Diese so positiven Schwingungen haben Paolantonio veranlasst, ein neues Programm für Seniorenheime namens «Musica e parole» auf den Weg zu bringen, wo der Fokus auf dem Hören liegt. «Die Studenten sprechen, spielen und interagieren mit den Bewohnern, begleiten sie auf die Entdeckung ihres Instruments und ihrer Stücke und erzählen ausserdem von ihrem Alltag als Musiker.

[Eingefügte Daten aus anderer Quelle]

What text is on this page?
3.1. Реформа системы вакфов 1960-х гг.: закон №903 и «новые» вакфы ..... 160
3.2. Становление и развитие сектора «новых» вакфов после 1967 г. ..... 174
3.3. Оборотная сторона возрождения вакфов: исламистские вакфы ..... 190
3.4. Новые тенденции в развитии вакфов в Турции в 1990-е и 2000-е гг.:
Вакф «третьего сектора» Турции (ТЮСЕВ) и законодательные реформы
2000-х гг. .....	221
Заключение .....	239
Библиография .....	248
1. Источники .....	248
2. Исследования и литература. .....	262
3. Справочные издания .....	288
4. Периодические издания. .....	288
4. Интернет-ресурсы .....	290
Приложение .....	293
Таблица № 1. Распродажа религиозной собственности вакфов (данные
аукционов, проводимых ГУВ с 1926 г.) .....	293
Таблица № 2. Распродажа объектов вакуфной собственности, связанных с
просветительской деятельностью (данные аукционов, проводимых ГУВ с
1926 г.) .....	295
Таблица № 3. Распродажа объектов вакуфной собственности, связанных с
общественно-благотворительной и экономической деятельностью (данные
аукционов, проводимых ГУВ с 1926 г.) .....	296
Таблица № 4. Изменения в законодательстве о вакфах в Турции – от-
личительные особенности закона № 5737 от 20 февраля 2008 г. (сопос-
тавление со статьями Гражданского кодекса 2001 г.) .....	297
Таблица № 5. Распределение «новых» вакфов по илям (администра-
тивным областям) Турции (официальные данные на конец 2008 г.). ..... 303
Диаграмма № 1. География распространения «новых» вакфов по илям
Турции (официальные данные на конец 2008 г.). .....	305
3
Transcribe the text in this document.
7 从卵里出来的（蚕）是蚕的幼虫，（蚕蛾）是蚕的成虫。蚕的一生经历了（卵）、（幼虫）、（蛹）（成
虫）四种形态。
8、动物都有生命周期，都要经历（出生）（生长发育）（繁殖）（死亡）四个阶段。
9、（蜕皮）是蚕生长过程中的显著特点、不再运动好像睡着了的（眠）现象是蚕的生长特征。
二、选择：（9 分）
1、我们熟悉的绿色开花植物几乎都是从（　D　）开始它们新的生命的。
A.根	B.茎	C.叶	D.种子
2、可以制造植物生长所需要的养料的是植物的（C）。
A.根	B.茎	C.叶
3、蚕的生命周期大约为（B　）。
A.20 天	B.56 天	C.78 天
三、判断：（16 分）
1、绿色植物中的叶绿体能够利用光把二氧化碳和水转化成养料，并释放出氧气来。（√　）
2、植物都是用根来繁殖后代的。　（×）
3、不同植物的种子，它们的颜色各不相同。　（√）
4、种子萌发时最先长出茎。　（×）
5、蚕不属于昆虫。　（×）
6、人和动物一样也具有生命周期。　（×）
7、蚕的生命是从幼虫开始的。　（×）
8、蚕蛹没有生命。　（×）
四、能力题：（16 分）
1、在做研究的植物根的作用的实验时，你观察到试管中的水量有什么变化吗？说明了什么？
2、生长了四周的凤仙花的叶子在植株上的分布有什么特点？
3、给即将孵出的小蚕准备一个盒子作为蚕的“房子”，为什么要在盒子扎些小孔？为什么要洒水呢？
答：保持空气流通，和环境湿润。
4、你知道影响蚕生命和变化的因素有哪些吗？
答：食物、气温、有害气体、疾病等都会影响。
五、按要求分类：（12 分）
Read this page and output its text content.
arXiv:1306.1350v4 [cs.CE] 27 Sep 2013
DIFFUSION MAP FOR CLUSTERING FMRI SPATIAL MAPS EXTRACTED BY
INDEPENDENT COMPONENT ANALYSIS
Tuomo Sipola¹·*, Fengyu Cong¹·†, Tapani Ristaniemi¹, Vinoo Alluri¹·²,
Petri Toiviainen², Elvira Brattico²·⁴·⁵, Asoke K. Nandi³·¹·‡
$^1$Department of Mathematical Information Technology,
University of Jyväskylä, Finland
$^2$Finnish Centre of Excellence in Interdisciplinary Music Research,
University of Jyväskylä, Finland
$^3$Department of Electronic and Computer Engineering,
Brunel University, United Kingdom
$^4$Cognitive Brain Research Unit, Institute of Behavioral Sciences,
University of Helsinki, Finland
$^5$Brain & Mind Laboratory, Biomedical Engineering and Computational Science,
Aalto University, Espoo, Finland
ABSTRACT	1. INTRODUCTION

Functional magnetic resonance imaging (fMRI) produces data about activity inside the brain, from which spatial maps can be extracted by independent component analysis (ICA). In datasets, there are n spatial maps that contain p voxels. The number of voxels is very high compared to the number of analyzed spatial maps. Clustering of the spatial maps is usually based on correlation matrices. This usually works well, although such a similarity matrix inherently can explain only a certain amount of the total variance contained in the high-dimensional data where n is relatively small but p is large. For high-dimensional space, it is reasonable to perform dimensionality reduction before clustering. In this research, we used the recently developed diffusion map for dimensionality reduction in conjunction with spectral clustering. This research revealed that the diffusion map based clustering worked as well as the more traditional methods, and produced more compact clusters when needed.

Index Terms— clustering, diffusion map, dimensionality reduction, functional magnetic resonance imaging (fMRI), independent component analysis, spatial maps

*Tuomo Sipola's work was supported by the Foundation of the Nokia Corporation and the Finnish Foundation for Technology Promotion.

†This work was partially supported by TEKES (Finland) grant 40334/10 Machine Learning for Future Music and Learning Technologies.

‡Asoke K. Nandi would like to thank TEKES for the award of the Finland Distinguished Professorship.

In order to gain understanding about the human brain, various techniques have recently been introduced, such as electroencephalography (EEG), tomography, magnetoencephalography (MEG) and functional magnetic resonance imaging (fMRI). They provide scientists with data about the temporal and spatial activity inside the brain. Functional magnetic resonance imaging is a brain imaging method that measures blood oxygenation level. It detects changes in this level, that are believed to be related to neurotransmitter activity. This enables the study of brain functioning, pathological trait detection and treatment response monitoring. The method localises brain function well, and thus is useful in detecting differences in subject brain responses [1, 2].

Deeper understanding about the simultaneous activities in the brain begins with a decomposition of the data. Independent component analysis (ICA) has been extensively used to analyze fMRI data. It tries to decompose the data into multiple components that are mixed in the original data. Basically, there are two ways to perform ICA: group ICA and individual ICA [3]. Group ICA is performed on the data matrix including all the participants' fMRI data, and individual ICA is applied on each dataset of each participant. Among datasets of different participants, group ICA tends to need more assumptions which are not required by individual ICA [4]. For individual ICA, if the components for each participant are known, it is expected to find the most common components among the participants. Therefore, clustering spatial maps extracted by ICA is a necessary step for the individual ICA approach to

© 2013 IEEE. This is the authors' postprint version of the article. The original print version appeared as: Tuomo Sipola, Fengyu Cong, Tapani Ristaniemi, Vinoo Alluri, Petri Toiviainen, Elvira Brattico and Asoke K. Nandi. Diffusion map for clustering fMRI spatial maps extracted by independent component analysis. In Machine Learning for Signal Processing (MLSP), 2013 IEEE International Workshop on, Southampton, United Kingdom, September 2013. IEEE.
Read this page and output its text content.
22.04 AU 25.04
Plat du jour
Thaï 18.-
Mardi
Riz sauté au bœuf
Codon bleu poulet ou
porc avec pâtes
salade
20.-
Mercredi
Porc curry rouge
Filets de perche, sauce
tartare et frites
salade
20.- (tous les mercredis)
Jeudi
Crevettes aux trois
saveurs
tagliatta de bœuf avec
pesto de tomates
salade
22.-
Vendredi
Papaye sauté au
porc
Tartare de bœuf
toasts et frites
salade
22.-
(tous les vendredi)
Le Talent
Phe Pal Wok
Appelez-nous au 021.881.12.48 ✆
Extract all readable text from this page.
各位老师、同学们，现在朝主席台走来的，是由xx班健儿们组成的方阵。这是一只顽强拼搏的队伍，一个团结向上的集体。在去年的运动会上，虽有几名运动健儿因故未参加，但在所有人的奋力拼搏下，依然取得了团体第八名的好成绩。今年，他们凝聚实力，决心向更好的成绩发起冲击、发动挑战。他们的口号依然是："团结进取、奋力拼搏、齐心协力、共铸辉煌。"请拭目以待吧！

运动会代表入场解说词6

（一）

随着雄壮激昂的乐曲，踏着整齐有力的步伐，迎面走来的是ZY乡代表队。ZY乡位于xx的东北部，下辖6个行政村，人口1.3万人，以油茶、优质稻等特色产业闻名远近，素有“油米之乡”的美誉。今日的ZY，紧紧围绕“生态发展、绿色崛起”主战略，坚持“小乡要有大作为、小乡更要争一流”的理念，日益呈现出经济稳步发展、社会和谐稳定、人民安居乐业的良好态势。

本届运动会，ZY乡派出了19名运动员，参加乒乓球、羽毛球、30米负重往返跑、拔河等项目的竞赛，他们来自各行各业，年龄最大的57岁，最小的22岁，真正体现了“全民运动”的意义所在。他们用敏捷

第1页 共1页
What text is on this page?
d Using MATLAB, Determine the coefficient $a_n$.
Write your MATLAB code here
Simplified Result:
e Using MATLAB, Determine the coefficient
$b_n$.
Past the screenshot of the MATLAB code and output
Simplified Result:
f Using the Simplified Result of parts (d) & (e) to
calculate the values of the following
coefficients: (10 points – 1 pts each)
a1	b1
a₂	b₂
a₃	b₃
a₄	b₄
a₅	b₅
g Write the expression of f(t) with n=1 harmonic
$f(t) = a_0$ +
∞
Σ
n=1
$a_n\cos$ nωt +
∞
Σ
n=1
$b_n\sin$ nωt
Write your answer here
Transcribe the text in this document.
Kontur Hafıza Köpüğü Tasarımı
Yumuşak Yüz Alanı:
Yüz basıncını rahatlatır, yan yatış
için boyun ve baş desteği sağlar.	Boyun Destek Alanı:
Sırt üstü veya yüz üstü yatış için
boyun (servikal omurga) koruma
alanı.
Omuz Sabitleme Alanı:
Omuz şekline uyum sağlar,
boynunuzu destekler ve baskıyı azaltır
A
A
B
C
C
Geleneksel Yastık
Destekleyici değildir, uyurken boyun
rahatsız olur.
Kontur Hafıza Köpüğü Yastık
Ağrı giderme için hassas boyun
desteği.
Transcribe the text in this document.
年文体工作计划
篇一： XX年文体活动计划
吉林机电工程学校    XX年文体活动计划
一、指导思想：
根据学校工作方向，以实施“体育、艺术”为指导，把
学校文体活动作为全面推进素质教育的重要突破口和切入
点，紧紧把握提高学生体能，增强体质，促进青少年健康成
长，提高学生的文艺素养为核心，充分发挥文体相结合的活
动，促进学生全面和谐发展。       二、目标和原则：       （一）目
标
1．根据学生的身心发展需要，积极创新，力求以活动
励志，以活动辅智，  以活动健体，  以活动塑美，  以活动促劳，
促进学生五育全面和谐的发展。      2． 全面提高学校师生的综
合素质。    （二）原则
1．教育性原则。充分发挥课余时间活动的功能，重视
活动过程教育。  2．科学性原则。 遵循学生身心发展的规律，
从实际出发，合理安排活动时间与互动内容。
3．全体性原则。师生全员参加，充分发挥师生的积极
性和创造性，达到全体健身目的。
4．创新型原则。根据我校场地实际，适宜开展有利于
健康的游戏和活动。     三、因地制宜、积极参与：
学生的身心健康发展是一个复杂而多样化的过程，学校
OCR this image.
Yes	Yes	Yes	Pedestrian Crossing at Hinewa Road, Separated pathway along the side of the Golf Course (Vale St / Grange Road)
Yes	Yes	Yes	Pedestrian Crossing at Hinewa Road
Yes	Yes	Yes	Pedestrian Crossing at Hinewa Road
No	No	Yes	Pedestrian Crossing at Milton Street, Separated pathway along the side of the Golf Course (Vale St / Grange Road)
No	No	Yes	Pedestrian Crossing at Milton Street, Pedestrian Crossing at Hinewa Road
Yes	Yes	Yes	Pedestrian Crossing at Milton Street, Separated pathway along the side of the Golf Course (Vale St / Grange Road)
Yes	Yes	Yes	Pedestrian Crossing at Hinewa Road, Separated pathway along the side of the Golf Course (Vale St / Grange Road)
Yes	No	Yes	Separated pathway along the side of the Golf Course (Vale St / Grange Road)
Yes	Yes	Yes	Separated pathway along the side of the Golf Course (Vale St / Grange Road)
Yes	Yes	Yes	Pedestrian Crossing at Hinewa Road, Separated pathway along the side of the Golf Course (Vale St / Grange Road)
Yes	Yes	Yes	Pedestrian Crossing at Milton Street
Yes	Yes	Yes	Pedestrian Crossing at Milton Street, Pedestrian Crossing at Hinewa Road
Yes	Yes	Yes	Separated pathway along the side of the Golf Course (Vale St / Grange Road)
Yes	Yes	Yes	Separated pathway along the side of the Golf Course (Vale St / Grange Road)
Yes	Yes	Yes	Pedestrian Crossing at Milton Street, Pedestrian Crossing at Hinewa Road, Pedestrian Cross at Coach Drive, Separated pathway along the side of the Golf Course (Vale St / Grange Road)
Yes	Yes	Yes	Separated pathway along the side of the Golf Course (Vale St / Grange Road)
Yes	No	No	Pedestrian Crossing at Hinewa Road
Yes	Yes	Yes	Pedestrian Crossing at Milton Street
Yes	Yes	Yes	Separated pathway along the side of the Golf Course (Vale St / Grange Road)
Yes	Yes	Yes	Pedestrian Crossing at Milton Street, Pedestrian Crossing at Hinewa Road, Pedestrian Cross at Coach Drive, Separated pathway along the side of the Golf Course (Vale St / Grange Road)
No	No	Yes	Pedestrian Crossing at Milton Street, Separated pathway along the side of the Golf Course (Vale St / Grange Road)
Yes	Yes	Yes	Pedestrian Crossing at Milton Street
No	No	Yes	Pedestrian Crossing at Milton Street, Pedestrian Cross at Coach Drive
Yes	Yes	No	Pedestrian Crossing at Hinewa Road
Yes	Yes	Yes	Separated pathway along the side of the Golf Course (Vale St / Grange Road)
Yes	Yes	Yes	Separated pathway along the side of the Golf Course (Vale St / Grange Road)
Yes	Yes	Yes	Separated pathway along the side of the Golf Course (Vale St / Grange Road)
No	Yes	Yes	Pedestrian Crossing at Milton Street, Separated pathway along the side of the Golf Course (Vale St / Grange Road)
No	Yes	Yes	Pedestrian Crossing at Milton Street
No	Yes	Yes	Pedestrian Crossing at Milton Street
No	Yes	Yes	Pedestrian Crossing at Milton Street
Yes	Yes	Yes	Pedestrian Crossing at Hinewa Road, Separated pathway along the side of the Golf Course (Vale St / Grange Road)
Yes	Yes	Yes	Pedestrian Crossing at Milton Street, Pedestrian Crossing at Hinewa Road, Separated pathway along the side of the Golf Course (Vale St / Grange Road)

Anschliessend haben die Senioren Raum für Fragen, Kommentare, Austausch von Gefühlen und Erinnerungen, die beim Zuhören geweckt wurden», erklärt der Forscher. «Den Auftakt zu diesem Projekt machte 2018 eine Einrichtung in Lugano, und in weniger als zwei Jahren haben wir es auf verschiedenen Einrichtungen im ganzen Kanton ausgeweitet, von der Mendrisio-Gegend bis ins Leventina-Tal, und eine immer grössere Anzahl Studenten des Konservatoriums eingebunden. Sowohl in „Musica e parole“ als auch in „Art for Ages“ haben wir von jeder Struktur eine ausgezeichnete Unterstützung erhalten und die konstante Zusammenarbeit mit allen Mitarbeitern war ganz toll».
Allerdings wurde dieser Erfolg durch den abrupten, coronabedingten Stopp gefährdet. Zur Überwindung der Schwierigkeiten, die mit der forcierten Isolation einhergingen, «haben wir von Mai bis Juli die Nutzung der Videokommunikations-Plattform Zoom getestet, um mit einer Senioreneinrichtung Online-Treffen abzuhalten: Jeder interessierte Bewohner bekam ein Tablet, konnte zuhören und mit den Musikern interagieren. Klar, es war ein Kompromiss, der aber auch Vorteile offenbart hat: Zum einen konnten auch bettlägerige Senioren teilnehmen, und wir konnten auch im Ausland lebende, ehemalige Studenten mit ins Boot holen». Zwei Vorteile, die wir auch für die Zeit nach der Krise nicht aus den Augen verlieren sollten, betont Paolantonio. «Der menschliche Kontakt und das Live-Zuhören sind sicherlich das bevorzugte Format, aber ich denke, dass uns die Technologie in Zukunft behilflich sein kann, um die Musik in mehrere Einrichtungen zugleich zu bringen und Events zu erschwinglichen Kosten zu veranstalten, die andernfalls undenkbar gewesen wären». Sie wird eine Chance sein, neues Lächeln zu schenken und den Musikern ihre verdiente Rolle in der Gesellschaft zurückzugeben.